4. Increased Demand for LNG
The needs for liquefied natural gas (LNG) imports into Southeast Asia continue to rise. Both the US and Canada are preparing huge LNG export terminals along the Gulf Coast – Cheniere Energy Partners LP (NYSEAMEX:CQP) will have one finished by 2015 – and in Kitimat, British Columbia, three different projects are in some form of planning/production and LNG will begin to flow eastward by 2016. This year Malaysia's newest LNG import terminal is due to receive its first shipments. Indonesia, facing falling output from its aging fields, is looking to convert export terminals into import terminals. The latest data from Platt's has LNG trading at $15.63 per 1 million BTU versus ~$3.50 in the U.S. That price is down 9% year-over-year, but still allows for an extremely high arbitrage over North American production costs, which will drive the development of multi-billion import and export terminals around the globe. The development of Myanmar will be tied directly to its vast natural gas reserves and their impact on helping keep energy costs contained. I continue to be impressed with Keppel (PINK:KPELY), especially its recent deals with Pemex in Mexico and Golar (NASDAQ:GLNG) in Norway, as the world's leading offshore oil and gas rig builder.
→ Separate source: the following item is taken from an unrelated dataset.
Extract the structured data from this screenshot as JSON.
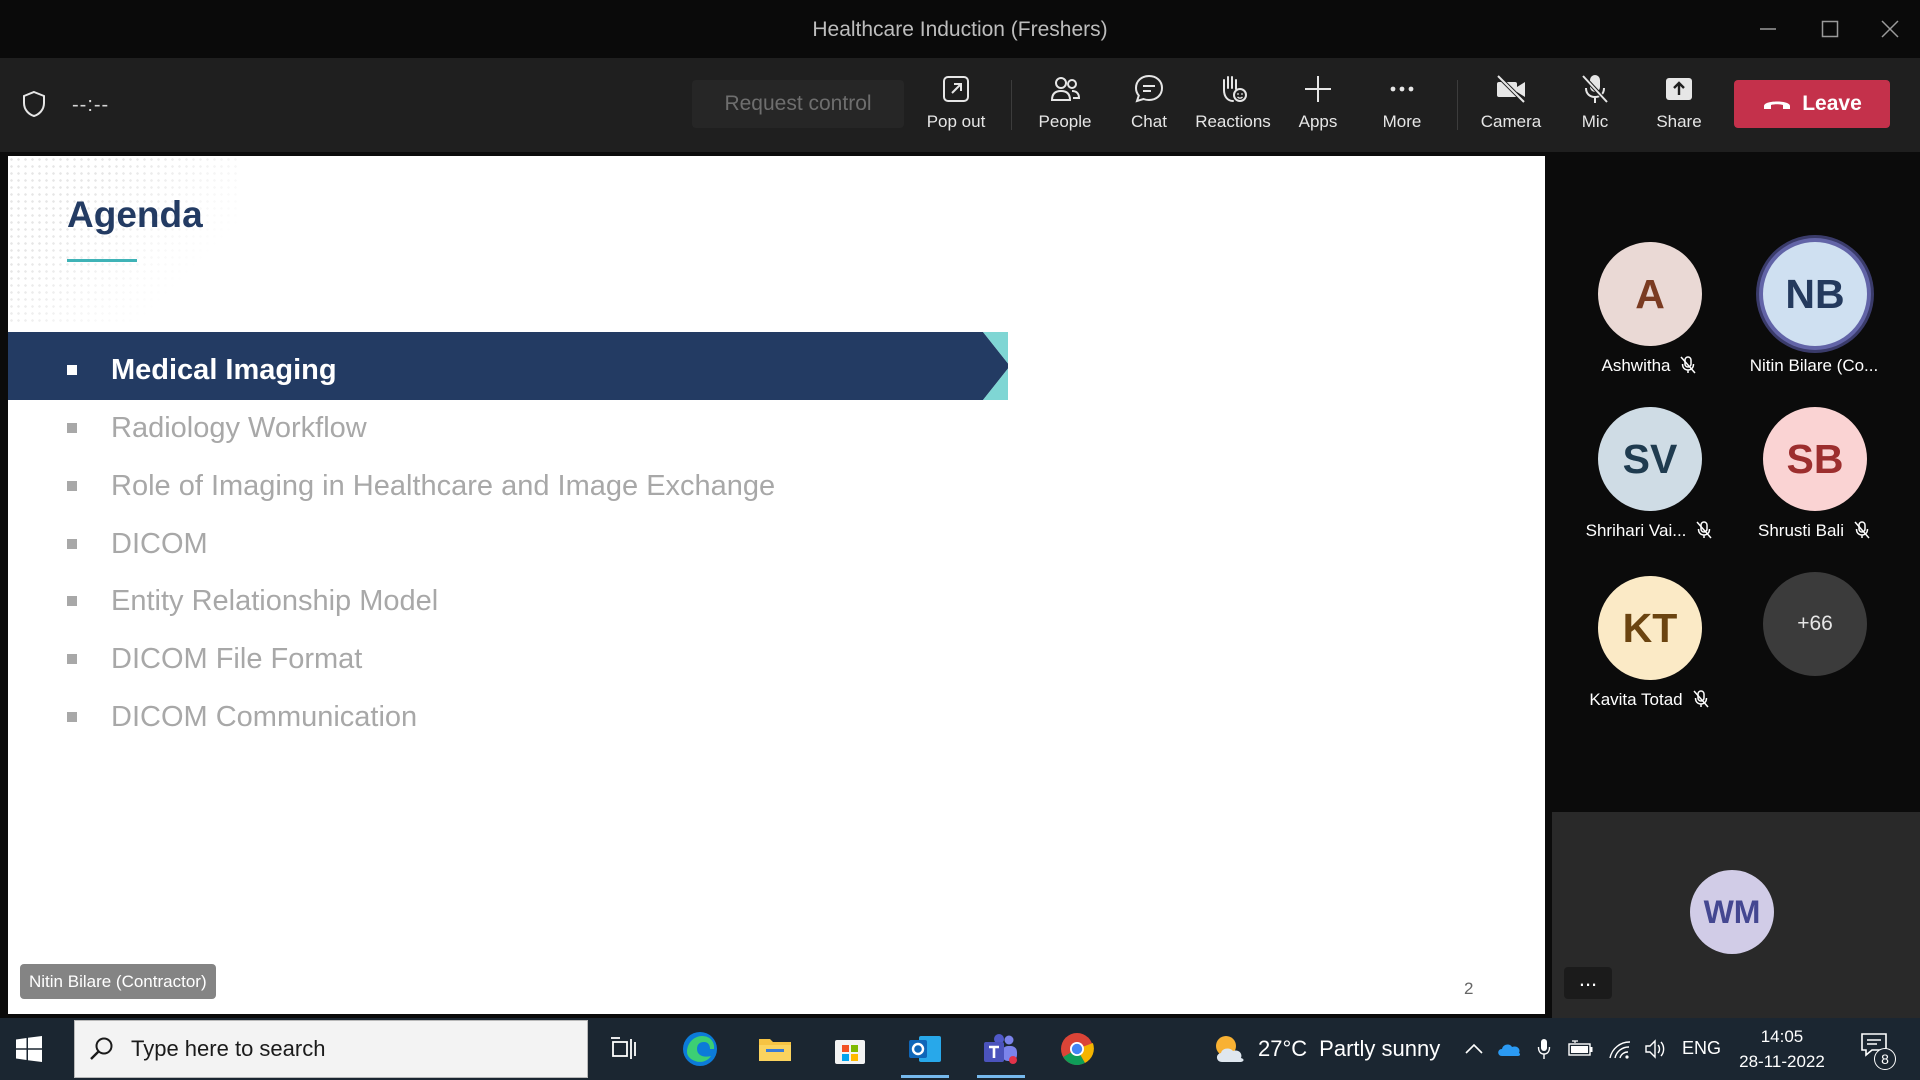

5. Potential for Political Change
The fighting in the southern peninsular states of Thailand continues to escalate. The secessionist movement between Muslims and ethnic Maylays in the region has reached a point where recently Malaysia has offered to step in and act as mediator. Thailand is a political powder keg held in check by the love and respect for King Bhumibol Adulyadej who is 85 years old. Deference to him keeps much of the suppressed anger in Thailand at bay, which could quickly erode when he dies.

In Malaysia, the 14th elections will happen before June of this year, and with the ruling Barisan Nasionale coalition and embattled Prime Minister Naijib facing his first real election, there is the distinct possibility of a change at the top of Malaysian politics since the country gained independence in 1957. United Malays National Organization (UNMO) has ruled Malaysia for more than 55 years and the opposition led by Anwar Ibrahim, which already controls the most populous state of Selangor, has a real chance to win a majority in Malaysia's parliament. The effects of this potential change have prompted a number of free-speech reforms as well as massive infrastructure spending and privatization of state-owned enterprises in 2012, including the $3.3 billion Felda Global Ventures (PINK:FAGVF). That trend is likely to continue into the first part of 2013.

All of these trends play out against a backdrop of unrest in MENA; a weakening petrodollar system as China and Singapore continue to open up markets for gold, silver, and oil trading not exclusively settled in US dollars; and a worldwide currency war. These themes present opportunities for investors who want to gain exposure to Southeast Asia.